5. When the dough has chilled, lightly grease a baking sheet. On a floured board, use your palms to roll the piece of dough into a log the length of the baking sheet. Place the log on the baking sheet.

6. In a small bowl, beat the egg white with a fork until frothy. With a pastry brush, glaze the log with some egg white and sprinkle it with granulated sugar. Bake for 15 to 20 minutes (this took longer in my oven, but everything seems to these days), or until the log is lightly golden brown, firm to the touch and just beginning to crack slightly.

7. Allow the log to cool on the cookie sheet until cool to the touch, about 40 minutes. With a serrated knife, slice the biscotti, slightly on the bias, into 1/2-inch slices. Lay the slices on the cookie sheet in single layer (I always end up needing a second baking sheet in this step, as they have a lot more surface area); Return the biscotti to the oven and cook for 20 more minutes, or until the biscotti are toasted and crisp.
Store the biscotti in an airtight container. They will keep up to about 2 weeks.

Dipped Vanillas


Submitted by Laura




Ingredients
* 1/2 cup butter, softened
* 1/2 cup ground almonds
* 1/4 cup sugar
* 1 teaspoon Spice Islands® pure vanilla extract
* 1 cup all-purpose flour
* 2 tablespoons cornstarch
* 2 ounces semisweet chocolate
* 1/2 teaspoon shortening






Directions
* In a small bowl, beat the butter, almonds, sugar and vanilla until blended. Gradually add flour and cornstarch and mix well. Roll into 1-in. balls; shape into crescents and place on greased baking sheets.
* Bake at 375° for 8-10 minutes or until lightly browned. Cool completely on wire racks.

* In a microwave, melt chocolate and shortening; stir until smooth. Dip one end of each crescent into chocolate; allow excess to drip off. Place on waxed paper-lined baking sheets. Decorate as desired. Refrigerate for 30 minutes or until set. Yield: about 2-1/2 dozen.

Rugelach Pinwheels

Submitted by Megs


Dough
1 package (8 ounces) cream cheese, room temperature
1 cup (2 sticks) unsalted butter, cut into small pieces, room temperature
1/4 cup granulated sugar
2 cups sifted bleached all-purpose flour

Filling
1/4 cup plus 2 tablespoons granulated sugar
1/4 cup packed light-brown sugar
1/2 teaspoon ground cinnamon
3/4 cup golden raisins, chopped
1 cup finely chopped walnuts
1/2 cup apricots preserves, heated and cooled slightly

Topping
1 cup sugar
2 teaspoons ground cinnamon

Place cream cheese and butter in the bowl of a food processor and process until smooth and creamy. Add sugar and continue processing until fully incorporated. Add flour and pulse just until dough comes together. Divide dough into 2 equal pieces, wrap with plastic wrap, and refrigerate at least 2 hours.

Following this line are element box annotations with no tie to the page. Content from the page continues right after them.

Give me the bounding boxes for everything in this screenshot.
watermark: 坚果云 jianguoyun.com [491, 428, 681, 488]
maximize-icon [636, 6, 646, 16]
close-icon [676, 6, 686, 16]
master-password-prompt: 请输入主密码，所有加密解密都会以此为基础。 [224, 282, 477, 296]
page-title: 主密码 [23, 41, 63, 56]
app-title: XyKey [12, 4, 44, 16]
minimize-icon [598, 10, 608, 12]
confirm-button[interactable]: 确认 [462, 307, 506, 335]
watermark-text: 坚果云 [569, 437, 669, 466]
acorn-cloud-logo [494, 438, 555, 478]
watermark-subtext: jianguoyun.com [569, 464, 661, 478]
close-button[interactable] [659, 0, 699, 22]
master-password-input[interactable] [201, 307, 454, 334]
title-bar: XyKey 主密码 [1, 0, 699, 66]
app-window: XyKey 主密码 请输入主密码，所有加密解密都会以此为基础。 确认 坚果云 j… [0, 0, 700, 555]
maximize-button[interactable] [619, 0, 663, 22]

Meanwhile, make filling. In a medium bowl, mix together granulated and brown sugar, cinnamon, raisins, and walnuts; set aside.

On a lightly floured surface, roll out 1 piece of dough into a rectangle about 1/8-inch thick. Spread a thin layer of preserves over dough; sprinkle with filling mixture. Roll dough into a log beginning with one of the long sides; wrap in plastic wrap. Transfer dough log baking sheet. Repeat process with remaining piece of dough. Place dough logs in refrigerator; let chill at least 1 hour.

Preheat oven to 350 degrees. Line baking sheets with parchment paper; set aside. Mix together the cinnamon and sugar for the topping; set aside.

Slice chilled dough logs crosswise, about 1/4 inch thick. Toss each cookie in the cinnamon-sugar mixture. Place cookies 3 inches apart on prepared baking sheets. Bake until lightly browned, 18 to 20 minutes. Lift parchment paper from baking sheets and transfer to a wire cooling rack; let cool.